Managing talent is a like aiming at a moving target. Individuals in scarce skills areas such as data science, IT, and finance are very mobile and are always on a prospective employer’s radar. The competitors fishing in your talent pool are not only local but are global too.

According to Manpower’s tenth Annual Talent Shortage Survey published in 2015, 31% of employers in South Africa surveyed reported difficulty in filling job vacancies, compared to 8% in the previous year. The argument for retaining your talent is suddenly more compelling than ever.
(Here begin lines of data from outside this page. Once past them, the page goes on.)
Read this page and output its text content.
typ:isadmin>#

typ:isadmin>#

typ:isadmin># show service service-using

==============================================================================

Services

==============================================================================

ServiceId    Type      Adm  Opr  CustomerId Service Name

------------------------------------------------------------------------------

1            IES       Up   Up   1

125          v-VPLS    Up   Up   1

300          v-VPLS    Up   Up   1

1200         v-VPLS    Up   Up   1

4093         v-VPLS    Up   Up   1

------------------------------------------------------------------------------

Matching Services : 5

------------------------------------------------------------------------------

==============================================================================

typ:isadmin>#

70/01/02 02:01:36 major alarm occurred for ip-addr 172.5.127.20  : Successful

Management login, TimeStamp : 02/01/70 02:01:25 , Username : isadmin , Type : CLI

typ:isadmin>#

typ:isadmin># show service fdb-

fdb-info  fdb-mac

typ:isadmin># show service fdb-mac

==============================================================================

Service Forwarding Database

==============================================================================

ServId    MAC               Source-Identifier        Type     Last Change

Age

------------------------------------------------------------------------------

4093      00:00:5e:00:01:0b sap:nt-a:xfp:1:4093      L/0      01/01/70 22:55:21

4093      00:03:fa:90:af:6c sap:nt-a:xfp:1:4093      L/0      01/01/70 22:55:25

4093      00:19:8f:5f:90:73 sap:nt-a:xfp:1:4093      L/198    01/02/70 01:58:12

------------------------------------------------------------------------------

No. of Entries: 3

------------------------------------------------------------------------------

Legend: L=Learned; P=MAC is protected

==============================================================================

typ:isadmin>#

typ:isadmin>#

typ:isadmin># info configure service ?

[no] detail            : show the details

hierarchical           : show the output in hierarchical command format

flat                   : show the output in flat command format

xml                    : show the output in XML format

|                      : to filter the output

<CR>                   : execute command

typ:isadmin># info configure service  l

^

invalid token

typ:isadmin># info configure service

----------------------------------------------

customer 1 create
In 2014, Adcorp estimated that there were 470 000 positions in the private sector in South Africa, which could be filled almost immediately if skills were available. Some 52% of these positions were in management with the balance in areas such as accounting, law, and medicine. Anecdotal evidence suggests there is a similar skills shortage in the South African public sector as well.

Not even the so-called dream employers get it entirely right. Given the global war for talent, it is imperative that companies view talent as a scarce and valuable resource. Even Amazon and Google struggle with staff turnover. TechRepublic provides two fascinating statistics here: the average age of employees at Amazon is 32, and 29 at Google. Employee turnover at these two poster children of the digital age is 12 months and 13 months respectively.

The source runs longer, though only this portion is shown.